Foto: Luis Dantes Castillo

Tropezar con su sonrisa es suficiente para agitar añejas añoranzas. Me refiero a la que se dibuja en esa campesina que, vestida con su mejor prenda, cada domingo se sienta ritualmente en la galería a ver los carros pasar hasta volver con el sol sin la promesa de un rescate.

Ella es una de las tantas muchachas que sueñan con fugas furtivas. Su único aguardo es la desvencijada carretera que traspasa las cumbres de su aldea y roza tan de cerca su angosta habitación que hasta en sus sueños penetra el aroma a asfalto ajado.

De labios pulposos y mirada mordiente, ella vela y cuenta el paso de cada carro. Piensa que en alguna de esas yipetas asomará su redención con facha viril. Espera, como quien tiene una cita con el destino, en la galería de su casita: un mirador de fantasías silvestres como el olor a jabón de cuaba que duerme en los poros de su piel ceniza. Ella quisiera que fuera él y no el viento quien alborotara el manojo de sus trenzas, esas que se esparcen como raíces por su portentoso pecho. Ese hombre no tiene nombre, identidad ni preferencia, porque es presentimiento indescifrable, es devoción del deseo.

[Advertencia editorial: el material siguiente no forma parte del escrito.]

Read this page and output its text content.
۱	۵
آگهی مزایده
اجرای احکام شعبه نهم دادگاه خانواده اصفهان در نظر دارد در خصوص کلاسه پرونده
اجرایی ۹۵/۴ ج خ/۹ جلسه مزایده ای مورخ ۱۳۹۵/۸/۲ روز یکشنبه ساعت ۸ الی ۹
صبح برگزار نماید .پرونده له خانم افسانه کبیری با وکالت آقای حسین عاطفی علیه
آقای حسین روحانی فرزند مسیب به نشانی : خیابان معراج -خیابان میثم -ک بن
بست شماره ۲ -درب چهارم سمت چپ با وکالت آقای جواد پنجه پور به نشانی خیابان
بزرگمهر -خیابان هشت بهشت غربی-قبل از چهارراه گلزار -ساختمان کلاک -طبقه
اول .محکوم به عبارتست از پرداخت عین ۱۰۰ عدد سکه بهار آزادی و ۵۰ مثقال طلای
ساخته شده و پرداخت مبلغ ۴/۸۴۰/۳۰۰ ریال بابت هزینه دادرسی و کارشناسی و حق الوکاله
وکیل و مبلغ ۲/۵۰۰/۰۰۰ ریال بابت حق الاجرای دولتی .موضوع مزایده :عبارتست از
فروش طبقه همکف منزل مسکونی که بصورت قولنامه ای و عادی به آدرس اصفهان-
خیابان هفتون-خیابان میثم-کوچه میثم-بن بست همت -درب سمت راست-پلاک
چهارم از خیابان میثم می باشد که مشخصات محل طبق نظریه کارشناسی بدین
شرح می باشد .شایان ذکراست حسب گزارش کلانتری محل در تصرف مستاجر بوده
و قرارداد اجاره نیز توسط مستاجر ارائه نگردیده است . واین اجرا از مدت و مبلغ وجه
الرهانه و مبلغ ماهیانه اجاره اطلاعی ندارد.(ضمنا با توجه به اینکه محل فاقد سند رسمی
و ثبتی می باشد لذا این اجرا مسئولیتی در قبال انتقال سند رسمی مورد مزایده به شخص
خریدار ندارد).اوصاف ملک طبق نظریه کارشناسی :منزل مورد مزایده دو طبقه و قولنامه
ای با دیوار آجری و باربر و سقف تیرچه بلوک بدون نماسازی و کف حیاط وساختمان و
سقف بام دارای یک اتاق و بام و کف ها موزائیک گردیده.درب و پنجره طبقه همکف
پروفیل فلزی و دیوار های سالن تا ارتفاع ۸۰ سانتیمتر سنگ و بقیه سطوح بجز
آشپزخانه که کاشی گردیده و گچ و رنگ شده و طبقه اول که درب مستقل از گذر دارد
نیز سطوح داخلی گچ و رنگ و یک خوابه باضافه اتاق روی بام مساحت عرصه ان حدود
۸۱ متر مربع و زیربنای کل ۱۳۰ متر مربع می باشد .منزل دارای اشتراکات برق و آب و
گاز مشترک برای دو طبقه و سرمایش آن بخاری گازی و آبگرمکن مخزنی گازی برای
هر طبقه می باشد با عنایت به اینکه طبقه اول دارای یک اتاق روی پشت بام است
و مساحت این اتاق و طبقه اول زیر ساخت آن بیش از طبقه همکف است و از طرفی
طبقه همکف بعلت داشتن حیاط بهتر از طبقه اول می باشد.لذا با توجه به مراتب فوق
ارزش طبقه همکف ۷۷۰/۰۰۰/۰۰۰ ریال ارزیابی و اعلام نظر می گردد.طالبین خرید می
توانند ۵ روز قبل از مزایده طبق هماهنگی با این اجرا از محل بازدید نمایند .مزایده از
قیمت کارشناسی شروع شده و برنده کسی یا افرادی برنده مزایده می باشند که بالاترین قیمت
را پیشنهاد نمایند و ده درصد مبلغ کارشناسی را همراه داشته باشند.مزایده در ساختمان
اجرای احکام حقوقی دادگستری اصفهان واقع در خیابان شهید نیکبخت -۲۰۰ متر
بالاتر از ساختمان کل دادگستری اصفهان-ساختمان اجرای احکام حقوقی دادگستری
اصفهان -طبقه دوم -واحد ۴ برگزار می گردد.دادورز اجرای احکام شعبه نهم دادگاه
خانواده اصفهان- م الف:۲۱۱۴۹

No eligió nacer ahí, en ese paraje inmortal recogido sobre los costados de Jamao; un cementerio de camino donde la vida perdió cuenta, latidos y sueños. Nació ahí por la siniestra conjura de la sangre y la pobreza. Una condena sin juicio a una existencia sin vida.

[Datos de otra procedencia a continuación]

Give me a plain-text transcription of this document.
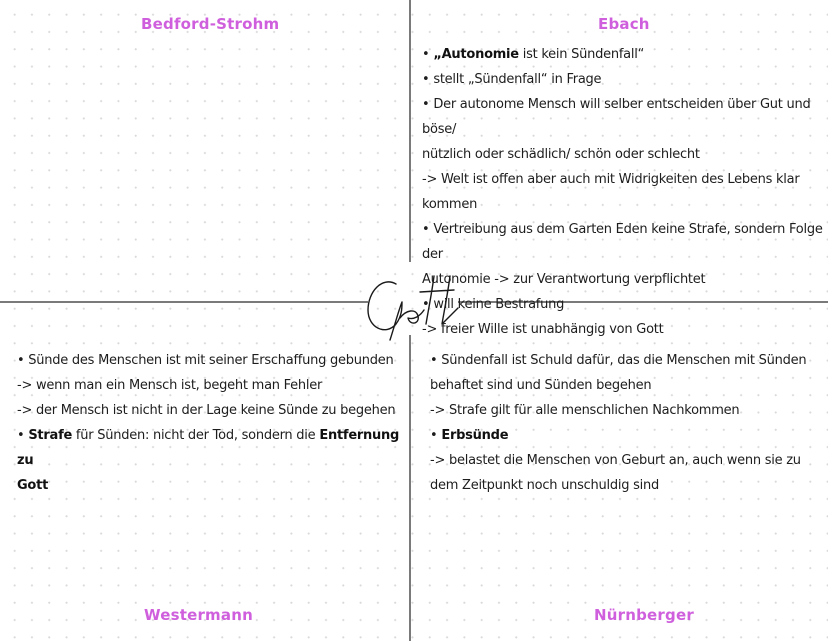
Bedford-Strohm	Ebach
Westermann	Nürnberger

• „Autonomie ist kein Sündenfall“

• stellt „Sündenfall“ in Frage

• Der autonome Mensch will selber entscheiden über Gut und böse/

nützlich oder schädlich/ schön oder schlecht

-> Welt ist offen aber auch mit Widrigkeiten des Lebens klar kommen

• Vertreibung aus dem Garten Eden keine Strafe, sondern Folge der

Autonomie -> zur Verantwortung verpflichtet

• will keine Bestrafung

-> freier Wille ist unabhängig von Gott

• Sünde des Menschen ist mit seiner Erschaffung gebunden

-> wenn man ein Mensch ist, begeht man Fehler

-> der Mensch ist nicht in der Lage keine Sünde zu begehen

• Strafe für Sünden: nicht der Tod, sondern die Entfernung zu

Gott

• Sündenfall ist Schuld dafür, das die Menschen mit Sünden

behaftet sind und Sünden begehen

-> Strafe gilt für alle menschlichen Nachkommen

• Erbsünde

-> belastet die Menschen von Geburt an, auch wenn sie zu

dem Zeitpunkt noch unschuldig sind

Si ella supiera que los que van y vienen apenas pasan, si más atención que sus premuras. No se detienen ni miran; nada humano les provoca. Corren hacia destinos tan ajenos a sus ensueños. A su paso no ven más que casuchas que acaso cobijan cansadas penurias.

¡Qué pena que los que transitan por la carretera no puedan ver más allá de sus sentidos! Si lo hicieran, gozarían de su sonrisa, más luminosa que el sol cuando bruñe la soberbia del Mogote; o tal vez se enredarían en sus greñas de café olientes a resina; o pasearían sus manos por su piel de cacao; quizás se consumarían en la hoguera de su cuerpo atizada por secretos virginales o desnudarían el ruego mudo de una cadera apetitosa.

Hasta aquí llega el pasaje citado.